In effect, Snobelen is seeking to apply the balancing act between high balance and high touch which has proven so popular amongst IT distributors in recent years to the retail side of the market. By going with a more services-centric model, the distributor can serve as “an expert distributor for retail,” Snobelen said.
“We can be almost an extension of their buying office by helping with market and trend information to help [retailers’] buyers make decisions,” he said.
He suggested there are also opportunities to help its retailer partners rethink their merchandising, store design, and other key factors, as innovation is clearly becoming more of a differentiator in the challenging retail game than ever before.
“What separated successful retailers from the others is how well they do those things, how well they capitalize on market trends,” he said. “Retailing has to become increasingly innovative, creative, and forward thinking.”
As Snobelen joined the distributor late last year, Canadian general manager Greg Tobin described retail as one of D&H Canada’s biggest growth opportunity, particularly in working with the growing number of Canada-based e-tailers. The company’s VAR business is still clearly the biggest part of the business, but its business with DMRs is on the rise, and Snobelen echoes his boss’ suggestion that retail is the home of the biggest growth potential. And that’s important for D&H Canada, which has been able to continually post strong growth numbers since its launch. Nearly seven years into its foray into Canada, maintaining high rates of growth requires finding new markets to serve in addition to reinforcing more mature markets. And growth remains top-of-mind in any conversation with Tobin or D&H’s U.S.-based management team.
And it’s not unfamiliar territory for the distributor.

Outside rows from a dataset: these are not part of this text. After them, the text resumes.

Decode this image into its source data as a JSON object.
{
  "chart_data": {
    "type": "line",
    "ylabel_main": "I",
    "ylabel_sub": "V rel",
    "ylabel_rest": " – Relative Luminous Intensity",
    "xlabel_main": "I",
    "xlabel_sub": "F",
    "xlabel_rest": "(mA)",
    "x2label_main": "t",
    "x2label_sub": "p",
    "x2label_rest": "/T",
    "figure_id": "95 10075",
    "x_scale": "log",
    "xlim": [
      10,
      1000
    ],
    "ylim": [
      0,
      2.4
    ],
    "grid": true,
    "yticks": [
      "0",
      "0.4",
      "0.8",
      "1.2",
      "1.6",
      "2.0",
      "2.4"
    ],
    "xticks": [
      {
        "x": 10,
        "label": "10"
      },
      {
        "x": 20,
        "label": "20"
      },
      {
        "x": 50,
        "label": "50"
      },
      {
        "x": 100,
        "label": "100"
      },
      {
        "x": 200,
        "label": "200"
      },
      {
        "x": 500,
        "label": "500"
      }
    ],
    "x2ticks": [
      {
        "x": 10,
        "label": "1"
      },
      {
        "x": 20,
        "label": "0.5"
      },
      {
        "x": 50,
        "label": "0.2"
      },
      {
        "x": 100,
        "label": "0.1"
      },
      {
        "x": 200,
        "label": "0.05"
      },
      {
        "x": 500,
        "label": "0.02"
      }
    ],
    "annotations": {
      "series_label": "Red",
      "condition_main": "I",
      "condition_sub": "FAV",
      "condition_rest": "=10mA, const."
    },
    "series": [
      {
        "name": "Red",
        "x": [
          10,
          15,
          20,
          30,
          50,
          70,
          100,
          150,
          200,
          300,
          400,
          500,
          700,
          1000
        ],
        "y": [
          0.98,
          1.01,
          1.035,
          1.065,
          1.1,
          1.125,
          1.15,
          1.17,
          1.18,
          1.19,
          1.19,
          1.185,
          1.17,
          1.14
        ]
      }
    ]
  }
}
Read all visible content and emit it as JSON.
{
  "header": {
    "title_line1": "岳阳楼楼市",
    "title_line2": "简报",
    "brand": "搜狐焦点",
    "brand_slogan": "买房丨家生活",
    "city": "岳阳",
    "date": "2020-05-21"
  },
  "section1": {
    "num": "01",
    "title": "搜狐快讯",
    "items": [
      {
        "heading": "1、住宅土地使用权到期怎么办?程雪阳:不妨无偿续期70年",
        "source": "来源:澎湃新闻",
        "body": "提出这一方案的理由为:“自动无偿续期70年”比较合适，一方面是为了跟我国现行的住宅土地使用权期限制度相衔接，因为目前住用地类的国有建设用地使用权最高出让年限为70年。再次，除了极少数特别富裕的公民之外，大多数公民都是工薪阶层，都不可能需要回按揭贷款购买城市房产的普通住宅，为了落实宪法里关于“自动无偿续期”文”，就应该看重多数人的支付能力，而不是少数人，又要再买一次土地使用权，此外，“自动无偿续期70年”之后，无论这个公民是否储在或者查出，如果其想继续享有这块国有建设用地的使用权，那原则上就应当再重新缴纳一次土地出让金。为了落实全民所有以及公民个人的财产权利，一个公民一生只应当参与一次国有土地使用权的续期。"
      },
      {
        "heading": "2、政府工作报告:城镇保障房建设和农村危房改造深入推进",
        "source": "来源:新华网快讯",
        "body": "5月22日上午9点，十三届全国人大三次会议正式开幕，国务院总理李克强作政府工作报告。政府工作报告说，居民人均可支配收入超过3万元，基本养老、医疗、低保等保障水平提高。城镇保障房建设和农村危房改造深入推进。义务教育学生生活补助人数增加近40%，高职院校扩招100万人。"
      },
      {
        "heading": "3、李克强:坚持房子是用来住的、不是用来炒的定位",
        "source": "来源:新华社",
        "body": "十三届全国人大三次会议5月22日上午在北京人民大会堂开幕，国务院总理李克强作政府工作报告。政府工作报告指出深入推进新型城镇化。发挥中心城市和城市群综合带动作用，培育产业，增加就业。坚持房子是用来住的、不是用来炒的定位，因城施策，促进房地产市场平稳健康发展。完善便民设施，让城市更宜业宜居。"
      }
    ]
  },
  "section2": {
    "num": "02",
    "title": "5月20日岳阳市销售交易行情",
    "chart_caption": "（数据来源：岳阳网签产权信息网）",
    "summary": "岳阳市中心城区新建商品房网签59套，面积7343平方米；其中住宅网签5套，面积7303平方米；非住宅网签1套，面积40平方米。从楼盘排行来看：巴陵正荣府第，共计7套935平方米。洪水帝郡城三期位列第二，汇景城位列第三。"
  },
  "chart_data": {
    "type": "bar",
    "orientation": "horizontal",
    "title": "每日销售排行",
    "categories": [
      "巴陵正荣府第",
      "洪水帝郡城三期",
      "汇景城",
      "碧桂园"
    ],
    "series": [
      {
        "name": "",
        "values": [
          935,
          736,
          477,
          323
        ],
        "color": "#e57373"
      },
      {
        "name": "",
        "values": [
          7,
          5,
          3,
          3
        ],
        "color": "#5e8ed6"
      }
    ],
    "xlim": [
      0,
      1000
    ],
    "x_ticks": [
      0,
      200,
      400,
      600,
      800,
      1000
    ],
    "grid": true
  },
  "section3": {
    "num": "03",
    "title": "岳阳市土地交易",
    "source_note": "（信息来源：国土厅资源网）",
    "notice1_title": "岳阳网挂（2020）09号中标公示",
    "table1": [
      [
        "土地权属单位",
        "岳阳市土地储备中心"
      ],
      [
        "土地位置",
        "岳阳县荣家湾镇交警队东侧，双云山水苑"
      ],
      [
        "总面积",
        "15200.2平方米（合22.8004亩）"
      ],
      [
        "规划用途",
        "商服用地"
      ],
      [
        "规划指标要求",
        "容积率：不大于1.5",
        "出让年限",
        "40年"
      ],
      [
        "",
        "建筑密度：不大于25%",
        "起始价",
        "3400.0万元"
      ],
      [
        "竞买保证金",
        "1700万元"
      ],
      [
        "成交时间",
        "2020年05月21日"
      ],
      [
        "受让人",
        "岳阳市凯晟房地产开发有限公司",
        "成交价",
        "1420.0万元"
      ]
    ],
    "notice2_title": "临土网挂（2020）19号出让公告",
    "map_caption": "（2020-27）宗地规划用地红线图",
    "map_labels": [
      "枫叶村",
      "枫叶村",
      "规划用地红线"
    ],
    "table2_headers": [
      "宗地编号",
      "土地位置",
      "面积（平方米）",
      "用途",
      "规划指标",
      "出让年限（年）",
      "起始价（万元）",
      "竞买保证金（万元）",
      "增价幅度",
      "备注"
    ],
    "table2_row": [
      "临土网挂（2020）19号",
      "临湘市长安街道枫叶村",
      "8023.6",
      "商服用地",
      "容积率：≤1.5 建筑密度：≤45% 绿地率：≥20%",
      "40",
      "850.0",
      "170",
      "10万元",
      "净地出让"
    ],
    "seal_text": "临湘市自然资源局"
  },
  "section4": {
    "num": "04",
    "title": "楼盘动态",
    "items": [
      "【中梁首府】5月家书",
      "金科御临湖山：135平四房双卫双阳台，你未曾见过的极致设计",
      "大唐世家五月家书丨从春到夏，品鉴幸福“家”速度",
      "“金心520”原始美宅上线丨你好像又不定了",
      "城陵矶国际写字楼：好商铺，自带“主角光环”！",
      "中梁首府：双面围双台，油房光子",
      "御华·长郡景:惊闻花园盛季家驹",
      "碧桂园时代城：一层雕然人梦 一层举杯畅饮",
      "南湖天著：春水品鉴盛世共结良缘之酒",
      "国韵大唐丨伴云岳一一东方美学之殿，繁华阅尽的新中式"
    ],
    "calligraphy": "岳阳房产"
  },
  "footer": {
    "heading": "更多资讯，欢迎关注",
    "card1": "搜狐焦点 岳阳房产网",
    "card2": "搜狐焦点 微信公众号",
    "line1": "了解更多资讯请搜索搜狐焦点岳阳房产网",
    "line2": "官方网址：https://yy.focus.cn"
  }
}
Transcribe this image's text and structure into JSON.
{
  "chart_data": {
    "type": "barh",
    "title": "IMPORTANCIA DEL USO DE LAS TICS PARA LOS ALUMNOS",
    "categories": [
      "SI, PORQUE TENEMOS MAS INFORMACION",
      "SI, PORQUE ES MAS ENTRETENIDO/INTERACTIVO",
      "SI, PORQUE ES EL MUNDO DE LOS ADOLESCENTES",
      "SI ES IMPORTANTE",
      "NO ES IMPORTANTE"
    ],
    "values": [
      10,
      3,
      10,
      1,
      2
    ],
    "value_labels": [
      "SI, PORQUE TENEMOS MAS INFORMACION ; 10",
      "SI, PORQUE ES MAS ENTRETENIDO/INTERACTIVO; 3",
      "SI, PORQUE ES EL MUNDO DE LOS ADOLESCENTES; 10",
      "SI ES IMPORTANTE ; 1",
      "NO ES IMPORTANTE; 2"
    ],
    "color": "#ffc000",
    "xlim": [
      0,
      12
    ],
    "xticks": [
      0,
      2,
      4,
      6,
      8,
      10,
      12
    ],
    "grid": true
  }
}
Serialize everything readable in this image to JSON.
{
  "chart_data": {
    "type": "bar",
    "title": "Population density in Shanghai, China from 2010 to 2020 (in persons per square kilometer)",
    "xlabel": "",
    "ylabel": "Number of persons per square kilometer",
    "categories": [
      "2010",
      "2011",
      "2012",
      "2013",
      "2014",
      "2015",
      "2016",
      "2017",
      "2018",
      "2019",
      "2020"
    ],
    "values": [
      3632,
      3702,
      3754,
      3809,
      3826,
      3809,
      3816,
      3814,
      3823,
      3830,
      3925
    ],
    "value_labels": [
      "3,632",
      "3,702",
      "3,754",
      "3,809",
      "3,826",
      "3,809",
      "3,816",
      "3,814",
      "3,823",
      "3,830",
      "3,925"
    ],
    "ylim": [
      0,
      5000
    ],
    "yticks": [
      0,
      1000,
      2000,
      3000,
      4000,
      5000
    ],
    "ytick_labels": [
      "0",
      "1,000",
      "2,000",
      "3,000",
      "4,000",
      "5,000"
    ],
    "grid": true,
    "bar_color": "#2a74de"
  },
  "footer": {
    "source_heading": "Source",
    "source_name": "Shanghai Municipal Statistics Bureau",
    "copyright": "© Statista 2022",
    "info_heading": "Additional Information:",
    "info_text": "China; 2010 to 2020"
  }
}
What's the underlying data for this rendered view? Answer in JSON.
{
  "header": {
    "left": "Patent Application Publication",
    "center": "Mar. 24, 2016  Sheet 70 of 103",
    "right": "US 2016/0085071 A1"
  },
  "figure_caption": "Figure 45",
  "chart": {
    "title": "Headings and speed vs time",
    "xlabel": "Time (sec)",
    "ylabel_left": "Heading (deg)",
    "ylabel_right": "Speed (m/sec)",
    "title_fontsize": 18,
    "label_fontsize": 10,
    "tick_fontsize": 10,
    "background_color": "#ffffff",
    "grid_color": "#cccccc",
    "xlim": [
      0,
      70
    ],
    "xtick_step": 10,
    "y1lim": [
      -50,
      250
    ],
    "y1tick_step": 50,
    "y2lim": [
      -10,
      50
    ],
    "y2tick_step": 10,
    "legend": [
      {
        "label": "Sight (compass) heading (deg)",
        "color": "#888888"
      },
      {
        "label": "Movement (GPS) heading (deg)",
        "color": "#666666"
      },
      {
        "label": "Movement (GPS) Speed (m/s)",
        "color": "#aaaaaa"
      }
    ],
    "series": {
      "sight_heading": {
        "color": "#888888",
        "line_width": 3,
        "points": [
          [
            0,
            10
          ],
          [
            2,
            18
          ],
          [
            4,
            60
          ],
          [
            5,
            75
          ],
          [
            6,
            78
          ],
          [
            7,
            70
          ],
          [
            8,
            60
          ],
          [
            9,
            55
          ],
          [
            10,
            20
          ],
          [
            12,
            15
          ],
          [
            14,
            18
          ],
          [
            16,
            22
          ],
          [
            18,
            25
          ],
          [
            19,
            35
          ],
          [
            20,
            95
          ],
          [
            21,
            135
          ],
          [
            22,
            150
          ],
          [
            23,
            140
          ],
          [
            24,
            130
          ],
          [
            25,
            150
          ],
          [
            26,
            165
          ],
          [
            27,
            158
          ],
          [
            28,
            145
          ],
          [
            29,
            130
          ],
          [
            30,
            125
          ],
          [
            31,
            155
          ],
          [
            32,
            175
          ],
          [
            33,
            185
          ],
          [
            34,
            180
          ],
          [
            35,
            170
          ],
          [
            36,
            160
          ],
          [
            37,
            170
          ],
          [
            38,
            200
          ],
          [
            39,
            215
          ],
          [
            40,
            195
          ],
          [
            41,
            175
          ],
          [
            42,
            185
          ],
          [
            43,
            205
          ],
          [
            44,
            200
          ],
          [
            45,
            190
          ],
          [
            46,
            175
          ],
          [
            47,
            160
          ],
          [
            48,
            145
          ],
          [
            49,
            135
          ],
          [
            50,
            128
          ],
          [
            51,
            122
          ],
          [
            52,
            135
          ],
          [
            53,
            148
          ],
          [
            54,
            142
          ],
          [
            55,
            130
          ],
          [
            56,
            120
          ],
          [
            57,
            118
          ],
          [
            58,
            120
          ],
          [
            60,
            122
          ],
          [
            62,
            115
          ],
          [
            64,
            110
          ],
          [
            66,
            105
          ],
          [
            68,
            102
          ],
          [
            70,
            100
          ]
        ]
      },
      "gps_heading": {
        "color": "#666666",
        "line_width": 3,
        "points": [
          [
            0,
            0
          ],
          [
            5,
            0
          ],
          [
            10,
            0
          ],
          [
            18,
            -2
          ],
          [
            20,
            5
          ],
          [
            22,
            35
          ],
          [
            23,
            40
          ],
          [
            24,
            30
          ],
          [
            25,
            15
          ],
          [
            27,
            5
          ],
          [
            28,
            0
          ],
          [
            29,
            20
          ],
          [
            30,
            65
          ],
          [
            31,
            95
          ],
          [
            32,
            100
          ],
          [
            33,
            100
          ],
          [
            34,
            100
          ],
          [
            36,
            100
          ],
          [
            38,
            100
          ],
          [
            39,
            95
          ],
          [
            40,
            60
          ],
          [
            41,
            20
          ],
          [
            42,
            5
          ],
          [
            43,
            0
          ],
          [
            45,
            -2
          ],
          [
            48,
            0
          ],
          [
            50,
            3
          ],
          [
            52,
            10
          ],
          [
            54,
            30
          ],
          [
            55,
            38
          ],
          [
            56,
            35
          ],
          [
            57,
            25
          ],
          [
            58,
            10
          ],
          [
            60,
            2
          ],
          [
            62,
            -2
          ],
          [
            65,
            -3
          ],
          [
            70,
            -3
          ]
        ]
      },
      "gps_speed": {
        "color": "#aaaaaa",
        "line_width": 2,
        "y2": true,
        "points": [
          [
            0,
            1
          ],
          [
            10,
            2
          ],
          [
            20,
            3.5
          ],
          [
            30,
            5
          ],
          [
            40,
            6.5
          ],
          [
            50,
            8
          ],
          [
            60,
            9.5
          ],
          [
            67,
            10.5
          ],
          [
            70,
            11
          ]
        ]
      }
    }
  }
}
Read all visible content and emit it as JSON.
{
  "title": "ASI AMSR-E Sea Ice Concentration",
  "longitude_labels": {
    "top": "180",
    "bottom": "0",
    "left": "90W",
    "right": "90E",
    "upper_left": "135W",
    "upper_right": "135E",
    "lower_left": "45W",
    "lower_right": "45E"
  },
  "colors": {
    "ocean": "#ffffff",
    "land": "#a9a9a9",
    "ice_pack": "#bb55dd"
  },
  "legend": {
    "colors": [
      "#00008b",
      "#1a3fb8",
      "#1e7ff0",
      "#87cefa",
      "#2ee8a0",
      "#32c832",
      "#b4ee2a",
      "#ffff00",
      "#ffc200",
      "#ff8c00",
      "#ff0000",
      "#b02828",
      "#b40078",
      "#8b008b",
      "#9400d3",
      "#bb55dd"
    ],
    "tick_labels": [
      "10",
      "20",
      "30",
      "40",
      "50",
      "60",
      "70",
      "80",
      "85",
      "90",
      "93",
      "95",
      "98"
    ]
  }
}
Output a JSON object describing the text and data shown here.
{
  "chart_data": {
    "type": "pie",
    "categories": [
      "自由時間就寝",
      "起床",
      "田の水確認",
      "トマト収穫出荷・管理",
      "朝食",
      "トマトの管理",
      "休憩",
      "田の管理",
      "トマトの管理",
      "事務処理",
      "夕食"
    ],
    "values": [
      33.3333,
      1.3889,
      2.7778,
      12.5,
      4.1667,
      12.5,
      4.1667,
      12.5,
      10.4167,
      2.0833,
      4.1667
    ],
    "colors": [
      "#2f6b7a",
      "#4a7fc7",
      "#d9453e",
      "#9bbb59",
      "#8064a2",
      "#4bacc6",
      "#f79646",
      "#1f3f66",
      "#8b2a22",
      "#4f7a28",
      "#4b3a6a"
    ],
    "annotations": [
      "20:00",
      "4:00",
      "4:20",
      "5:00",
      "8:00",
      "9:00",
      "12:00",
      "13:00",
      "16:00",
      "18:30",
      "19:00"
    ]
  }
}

Smaller retailers have long been focus customers for D&H Canada, and the company’s American parent has long been an active retail distributor for more than 15 years. Snobelen said the goal is to mirror the model and success of D&H’s U.S. operations in retail, but to create “a purely Canadian model for the retail business in Canada.”
That model includes types of vendor partners – and retailers – that D&H may not have served in the past. Just as IT has consumerized, so too have consumer goods picked up IT aspects. And that’s leading to crossover opportunities for D&H, as traditional electronics retailers add new categories like housewares and outdoor products, and as technology is applied to categories where technology has not applied in the past – for example, the introduction of smart personal connected devices for fitness purposes.
And it’s in that latter category where Snobelen sees the biggest opportunity to grow D&H’s retail linecard. While its got computers and related products well represented, the exploding number of connected devices that bring a tech edge to decidedly non-tech categories may well prove a sweet spot.